Le premier bonus est repris du site LaCinetek et a été réalisé dans le cadre de la publication de la liste des 50 films préférés de Patricia Mazuy (6’). La réalisatrice de Saint-Cyr (2000), Sport de filles (2011) et Paul Sanchez est revenu ! (2018) intervient pour évoquer ce « récit métaphysique sur la guerre, qui fait mentir une théorie selon laquelle on ne peut pas traiter des deux camps dans le conflit ». N’hésitez pas à avancer jusqu’à 1’30, pour écouter cette bonne présentation de La Bête de guerre.
Le journaliste Jean Thooris réalise ensuite une analyse de La Bête de guerre, ainsi qu’un retour sur la carrière de Kevin Reynolds (20’). Il y a à boire et à manger dans ce module, au cours duquel l’intervenant se contente souvent de raconter tout le film, tout en donnant des informations sur les débuts du cinéaste et sur la genèse de La Bête de guerre. C’est un peu longuet, illustré de façon médiocre et au final dispensable.
L’Image et le son
Ce n’est pas parfait, loin de là. Le master HD provenant de chez Sony a déjà quelques heures de vol et reste marqué par de nombreuses poussières. Le Biactol numérique n’a rien pu faire contre la prolifération de points blancs et noirs (certaines séquences sont d’ailleurs plus « mouchetées » que d’autres), tandis que les scènes nocturnes posent sérieusement problèmes, étant particulièrement bruitées. Quelques rayures verticales s’incrustent aussi, comme durant la scène de la réparation du RPG, tandis que la gestion grain est aléatoire. Malgré tout, la copie demeure lumineuse, le piqué n’est pas dégueulasse, les couleurs chaudes (on peut même dire flamboyantes) sont bien restituées. Mais une nouvelle restauration serait la bienvenue pour ce titre à la définition chancelante. Blu-ray au format 1080p.
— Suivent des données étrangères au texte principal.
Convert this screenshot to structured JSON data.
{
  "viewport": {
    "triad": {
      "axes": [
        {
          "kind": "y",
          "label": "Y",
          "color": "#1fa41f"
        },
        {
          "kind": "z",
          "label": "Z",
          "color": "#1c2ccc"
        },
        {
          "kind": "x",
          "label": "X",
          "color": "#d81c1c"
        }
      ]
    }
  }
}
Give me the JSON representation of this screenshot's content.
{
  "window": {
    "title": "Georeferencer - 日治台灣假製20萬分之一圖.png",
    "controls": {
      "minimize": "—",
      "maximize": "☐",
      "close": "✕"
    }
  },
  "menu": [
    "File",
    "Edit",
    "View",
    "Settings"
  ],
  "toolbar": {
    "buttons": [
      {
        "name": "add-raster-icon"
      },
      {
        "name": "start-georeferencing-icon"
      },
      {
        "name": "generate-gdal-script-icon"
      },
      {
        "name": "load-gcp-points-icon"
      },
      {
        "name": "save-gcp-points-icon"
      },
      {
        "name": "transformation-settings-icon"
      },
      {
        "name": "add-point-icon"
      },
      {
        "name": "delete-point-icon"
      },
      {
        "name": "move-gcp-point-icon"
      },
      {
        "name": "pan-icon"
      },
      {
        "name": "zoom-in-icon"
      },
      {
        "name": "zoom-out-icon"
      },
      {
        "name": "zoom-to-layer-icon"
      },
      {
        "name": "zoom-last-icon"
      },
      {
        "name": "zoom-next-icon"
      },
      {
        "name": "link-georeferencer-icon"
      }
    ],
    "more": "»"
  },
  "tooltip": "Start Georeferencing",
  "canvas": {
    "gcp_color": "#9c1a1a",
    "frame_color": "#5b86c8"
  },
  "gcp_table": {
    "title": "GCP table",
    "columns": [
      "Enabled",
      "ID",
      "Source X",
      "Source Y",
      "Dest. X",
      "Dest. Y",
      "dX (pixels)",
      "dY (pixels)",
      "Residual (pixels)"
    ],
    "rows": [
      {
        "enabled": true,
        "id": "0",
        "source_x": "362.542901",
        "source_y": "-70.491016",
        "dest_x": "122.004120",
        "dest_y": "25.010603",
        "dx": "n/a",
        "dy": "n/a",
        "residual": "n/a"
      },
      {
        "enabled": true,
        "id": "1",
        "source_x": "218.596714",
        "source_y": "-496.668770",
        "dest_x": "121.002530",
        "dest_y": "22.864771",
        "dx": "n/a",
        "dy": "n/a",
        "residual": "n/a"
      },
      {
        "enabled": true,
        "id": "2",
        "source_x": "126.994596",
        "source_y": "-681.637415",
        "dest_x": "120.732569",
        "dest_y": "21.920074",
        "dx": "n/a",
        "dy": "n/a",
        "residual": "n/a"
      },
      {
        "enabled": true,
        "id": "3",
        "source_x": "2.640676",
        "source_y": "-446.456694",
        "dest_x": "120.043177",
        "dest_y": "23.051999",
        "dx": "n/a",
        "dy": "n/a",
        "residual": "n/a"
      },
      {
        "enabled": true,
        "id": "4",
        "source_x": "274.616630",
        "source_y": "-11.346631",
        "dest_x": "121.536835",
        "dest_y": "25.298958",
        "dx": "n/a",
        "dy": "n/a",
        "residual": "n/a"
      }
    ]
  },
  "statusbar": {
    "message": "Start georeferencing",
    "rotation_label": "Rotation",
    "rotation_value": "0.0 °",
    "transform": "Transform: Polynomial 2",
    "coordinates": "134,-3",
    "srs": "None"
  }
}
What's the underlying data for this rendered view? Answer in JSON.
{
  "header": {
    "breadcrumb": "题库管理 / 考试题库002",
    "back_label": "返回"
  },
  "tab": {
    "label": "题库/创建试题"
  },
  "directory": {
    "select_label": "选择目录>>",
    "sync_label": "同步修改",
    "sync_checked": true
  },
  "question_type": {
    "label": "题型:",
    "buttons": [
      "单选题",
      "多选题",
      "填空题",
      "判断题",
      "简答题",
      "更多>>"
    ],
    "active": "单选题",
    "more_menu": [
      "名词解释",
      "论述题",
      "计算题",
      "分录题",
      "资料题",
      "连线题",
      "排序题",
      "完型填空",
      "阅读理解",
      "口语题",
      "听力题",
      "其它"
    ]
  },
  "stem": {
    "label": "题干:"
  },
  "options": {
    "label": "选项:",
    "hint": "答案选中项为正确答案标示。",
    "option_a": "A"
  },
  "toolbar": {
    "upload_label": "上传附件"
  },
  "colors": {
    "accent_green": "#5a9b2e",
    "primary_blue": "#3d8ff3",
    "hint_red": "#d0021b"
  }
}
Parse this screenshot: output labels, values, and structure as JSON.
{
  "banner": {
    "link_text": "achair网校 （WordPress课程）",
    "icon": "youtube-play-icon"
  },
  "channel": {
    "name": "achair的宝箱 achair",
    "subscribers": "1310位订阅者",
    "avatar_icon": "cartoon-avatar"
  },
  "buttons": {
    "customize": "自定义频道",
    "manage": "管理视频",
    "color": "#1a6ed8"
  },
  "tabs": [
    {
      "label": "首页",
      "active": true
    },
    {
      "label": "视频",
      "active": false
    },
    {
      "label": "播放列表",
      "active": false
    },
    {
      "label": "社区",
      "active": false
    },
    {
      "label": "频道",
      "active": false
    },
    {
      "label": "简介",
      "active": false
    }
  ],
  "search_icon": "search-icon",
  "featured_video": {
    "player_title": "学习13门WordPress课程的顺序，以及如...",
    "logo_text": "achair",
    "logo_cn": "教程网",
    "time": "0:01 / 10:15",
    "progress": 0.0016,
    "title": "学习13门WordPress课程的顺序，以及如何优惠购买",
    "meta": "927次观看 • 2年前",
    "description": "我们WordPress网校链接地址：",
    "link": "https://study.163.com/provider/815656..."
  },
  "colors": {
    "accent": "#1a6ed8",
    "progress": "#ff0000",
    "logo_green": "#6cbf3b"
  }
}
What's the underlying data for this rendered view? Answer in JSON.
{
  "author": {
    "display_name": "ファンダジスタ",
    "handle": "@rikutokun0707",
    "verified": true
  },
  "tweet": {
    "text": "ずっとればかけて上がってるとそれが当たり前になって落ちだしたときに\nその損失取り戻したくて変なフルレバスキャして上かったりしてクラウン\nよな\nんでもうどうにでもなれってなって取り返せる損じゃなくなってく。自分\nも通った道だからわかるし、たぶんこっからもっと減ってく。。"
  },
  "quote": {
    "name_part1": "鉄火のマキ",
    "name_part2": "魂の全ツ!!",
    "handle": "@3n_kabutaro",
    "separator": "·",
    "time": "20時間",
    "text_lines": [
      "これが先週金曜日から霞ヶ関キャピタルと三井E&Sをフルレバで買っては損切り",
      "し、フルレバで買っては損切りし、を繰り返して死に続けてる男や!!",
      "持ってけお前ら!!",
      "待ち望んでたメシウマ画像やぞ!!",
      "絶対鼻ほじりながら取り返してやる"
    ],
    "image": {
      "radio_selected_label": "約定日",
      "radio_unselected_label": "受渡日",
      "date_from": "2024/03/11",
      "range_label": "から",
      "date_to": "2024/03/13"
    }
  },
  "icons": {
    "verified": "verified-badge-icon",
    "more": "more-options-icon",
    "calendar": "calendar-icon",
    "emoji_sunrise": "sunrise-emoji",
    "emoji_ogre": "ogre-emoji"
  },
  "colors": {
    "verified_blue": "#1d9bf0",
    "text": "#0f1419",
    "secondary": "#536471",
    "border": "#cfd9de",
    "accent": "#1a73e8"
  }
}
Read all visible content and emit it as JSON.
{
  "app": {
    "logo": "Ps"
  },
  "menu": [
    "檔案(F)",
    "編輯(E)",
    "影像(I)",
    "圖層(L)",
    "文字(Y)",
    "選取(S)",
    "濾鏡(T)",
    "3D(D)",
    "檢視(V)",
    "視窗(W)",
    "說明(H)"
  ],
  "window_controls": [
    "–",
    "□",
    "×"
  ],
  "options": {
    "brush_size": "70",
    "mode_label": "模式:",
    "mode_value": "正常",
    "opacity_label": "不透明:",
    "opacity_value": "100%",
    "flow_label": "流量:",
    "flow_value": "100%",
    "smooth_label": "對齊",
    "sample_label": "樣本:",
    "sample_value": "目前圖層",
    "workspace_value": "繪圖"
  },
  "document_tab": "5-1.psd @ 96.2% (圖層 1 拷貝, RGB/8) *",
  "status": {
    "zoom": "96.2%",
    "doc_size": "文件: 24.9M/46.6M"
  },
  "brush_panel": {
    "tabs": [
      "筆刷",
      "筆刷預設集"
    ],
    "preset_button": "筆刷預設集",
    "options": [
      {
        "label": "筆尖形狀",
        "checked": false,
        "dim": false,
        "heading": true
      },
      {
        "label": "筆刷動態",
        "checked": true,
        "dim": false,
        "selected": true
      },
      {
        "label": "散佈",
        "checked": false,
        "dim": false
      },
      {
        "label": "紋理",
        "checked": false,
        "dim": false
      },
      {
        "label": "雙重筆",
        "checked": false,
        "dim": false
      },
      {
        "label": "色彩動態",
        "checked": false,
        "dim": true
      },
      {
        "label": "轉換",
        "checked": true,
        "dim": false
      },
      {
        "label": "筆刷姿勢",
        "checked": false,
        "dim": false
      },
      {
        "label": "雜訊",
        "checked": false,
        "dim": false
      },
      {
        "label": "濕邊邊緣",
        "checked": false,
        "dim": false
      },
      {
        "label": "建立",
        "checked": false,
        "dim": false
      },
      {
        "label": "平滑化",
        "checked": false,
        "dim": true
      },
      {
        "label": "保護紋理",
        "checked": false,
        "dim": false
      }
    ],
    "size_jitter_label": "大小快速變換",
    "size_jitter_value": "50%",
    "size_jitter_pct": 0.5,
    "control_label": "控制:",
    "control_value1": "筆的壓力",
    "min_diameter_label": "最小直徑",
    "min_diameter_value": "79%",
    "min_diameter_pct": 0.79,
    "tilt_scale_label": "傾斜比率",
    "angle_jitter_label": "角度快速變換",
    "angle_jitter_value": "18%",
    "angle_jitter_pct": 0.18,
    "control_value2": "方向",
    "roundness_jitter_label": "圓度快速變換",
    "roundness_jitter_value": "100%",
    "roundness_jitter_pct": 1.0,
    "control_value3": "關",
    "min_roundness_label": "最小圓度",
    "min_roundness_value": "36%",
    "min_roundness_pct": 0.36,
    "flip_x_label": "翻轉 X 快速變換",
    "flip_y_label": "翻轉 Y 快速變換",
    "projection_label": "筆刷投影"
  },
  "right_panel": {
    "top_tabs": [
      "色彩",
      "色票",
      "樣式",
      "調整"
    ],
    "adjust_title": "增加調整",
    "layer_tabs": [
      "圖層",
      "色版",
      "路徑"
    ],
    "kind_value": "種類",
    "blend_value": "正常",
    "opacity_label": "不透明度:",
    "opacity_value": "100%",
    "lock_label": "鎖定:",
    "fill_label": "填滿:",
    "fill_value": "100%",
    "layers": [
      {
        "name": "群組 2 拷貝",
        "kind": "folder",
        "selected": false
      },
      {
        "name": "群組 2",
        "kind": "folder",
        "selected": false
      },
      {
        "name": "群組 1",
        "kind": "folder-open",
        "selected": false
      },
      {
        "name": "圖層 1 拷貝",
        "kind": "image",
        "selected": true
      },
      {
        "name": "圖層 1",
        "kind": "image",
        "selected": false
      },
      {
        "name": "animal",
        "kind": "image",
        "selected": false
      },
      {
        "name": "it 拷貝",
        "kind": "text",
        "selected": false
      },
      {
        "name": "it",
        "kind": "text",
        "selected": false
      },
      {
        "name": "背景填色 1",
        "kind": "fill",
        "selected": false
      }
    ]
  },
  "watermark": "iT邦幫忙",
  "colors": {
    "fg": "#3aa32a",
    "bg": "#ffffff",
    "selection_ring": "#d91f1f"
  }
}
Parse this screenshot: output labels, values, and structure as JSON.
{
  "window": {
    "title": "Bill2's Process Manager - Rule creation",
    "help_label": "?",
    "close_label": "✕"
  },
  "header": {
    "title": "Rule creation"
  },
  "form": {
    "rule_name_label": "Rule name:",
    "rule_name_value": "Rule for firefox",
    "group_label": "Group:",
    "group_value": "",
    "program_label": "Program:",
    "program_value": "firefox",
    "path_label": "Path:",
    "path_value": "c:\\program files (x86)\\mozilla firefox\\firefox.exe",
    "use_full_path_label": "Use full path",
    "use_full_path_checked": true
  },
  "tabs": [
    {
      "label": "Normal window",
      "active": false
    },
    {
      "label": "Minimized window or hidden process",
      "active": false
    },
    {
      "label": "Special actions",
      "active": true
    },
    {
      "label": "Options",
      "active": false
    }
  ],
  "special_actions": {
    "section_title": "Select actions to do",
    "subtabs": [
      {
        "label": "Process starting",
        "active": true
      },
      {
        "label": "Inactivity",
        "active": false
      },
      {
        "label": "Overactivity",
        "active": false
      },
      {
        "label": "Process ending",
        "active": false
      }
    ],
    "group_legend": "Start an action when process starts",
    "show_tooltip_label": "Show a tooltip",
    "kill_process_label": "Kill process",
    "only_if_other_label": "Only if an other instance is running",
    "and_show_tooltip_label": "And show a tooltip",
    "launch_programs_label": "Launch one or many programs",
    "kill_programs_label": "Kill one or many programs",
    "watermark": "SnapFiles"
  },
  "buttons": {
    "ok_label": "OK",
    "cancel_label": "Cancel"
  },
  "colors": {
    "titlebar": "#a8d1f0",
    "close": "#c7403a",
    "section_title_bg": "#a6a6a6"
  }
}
Les versions originale et française sont présentées au format DTS-HD Master Audio 2.0. Du point de vue qualité, les deux pistes se valent avec un usage constant et énergique des enceintes frontales lors des scènes d’affrontements. Cela tire, explose, fusille, les hélicoptères font un beau barouf, les voix ne manquent pas de peps et sont même toujours très audibles et jamais dilués au milieu du fracas environnant. La musique de Mark Isham bénéficie d’un écrin acoustique fort plaisant dès la première séquence.